EPIC Commends FTC’s GTL Data Breach Settlement, Urges Tailored Remedies

In comments to the Federal Trade Commission, EPIC commended the FTC for taking enforcement action against prison communications company Global Tel*Link (GTL, now known as ViaPath) for unfair and deceptive trade practices related to a 2020 data breach exposing the personal information of hundreds of thousands of incarcerated persons and their families, friends, lawyers, and other contacts, as well as to the company’s subsequent further misconduct.

GTL put more than 600,000 unique individuals’ personally identifiable information, including such sensitive information as usernames or email addresses in combination with passwords, home addresses, driver’s license numbers, passport numbers, location information, and information about race, religion and whether the individual is transgender. It also included tens of thousands of grievances sent by incarcerated consumers to facilities, as well as tens of thousands of messages exchanged between incarcerated and non-incarcerated users, which sometimes contained financial information and Social Security numbers. Numerous consumers reported fraudulent transactions on their credit card after the breach.

Despite this, after the incident GTL continued to represent that it had never experienced a breach, including in its Request for Proposal (RFP) responses to contract opportunities with other facilities. GTL did not provide notice of the breach to consumers for approximately nine months and when it did, it notified fewer than eight percent of impacted consumers. GTL additionally represented that consumer payment and medical information was not affected when it knew that to be false.

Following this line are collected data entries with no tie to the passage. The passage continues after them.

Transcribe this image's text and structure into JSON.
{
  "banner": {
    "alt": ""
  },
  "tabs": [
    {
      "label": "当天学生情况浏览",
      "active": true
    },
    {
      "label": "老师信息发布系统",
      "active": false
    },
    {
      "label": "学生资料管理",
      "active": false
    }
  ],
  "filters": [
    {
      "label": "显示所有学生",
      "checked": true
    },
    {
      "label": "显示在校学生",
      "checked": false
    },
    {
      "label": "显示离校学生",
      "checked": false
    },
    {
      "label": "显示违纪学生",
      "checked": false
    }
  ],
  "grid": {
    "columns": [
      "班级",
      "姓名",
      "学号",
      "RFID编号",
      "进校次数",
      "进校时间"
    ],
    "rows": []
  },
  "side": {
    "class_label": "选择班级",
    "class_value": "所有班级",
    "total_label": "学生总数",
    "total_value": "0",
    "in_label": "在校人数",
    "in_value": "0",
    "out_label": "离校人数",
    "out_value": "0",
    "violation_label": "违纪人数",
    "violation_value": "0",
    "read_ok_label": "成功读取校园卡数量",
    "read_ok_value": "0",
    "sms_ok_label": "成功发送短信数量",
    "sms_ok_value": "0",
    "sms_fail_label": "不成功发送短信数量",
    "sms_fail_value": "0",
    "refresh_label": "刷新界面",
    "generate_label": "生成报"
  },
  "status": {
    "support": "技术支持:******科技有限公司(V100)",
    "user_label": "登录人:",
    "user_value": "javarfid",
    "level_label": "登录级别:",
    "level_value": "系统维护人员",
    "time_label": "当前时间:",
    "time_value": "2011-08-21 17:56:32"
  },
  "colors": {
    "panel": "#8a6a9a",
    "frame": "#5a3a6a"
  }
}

EPIC encouraged the FTC to approve the proposed consent order, praised the Commission for its attention to harms to incarcerated persons and their families, and encouraged the FTC “to work with the FCC to rein in the litany of harmful data practices in the prison telecommunications industry and reduce costs for consumers forced to use companies like GTL to communicate with their loved ones.”

Additionally and specifically, EPIC praised the FTC’s imposition of technical controls and data retention limits, but noted that GTL should not be permitted to retain data for its intelligence services offerings. EPIC also praised the proposed consent order’s requirement that GTL facilitate communications between incarcerated persons and credit monitoring services, but EPIC urged the FTC to further tailor its remedies to include assistance with resolving credit report disputes and providing support in multiple languages.

EPIC regularly files comments in response to proposed FTC consent orders and complaints regarding business practices that violate privacy rights. Additionally, EPIC advocates for stronger consumer protection safeguards in the prison communications context.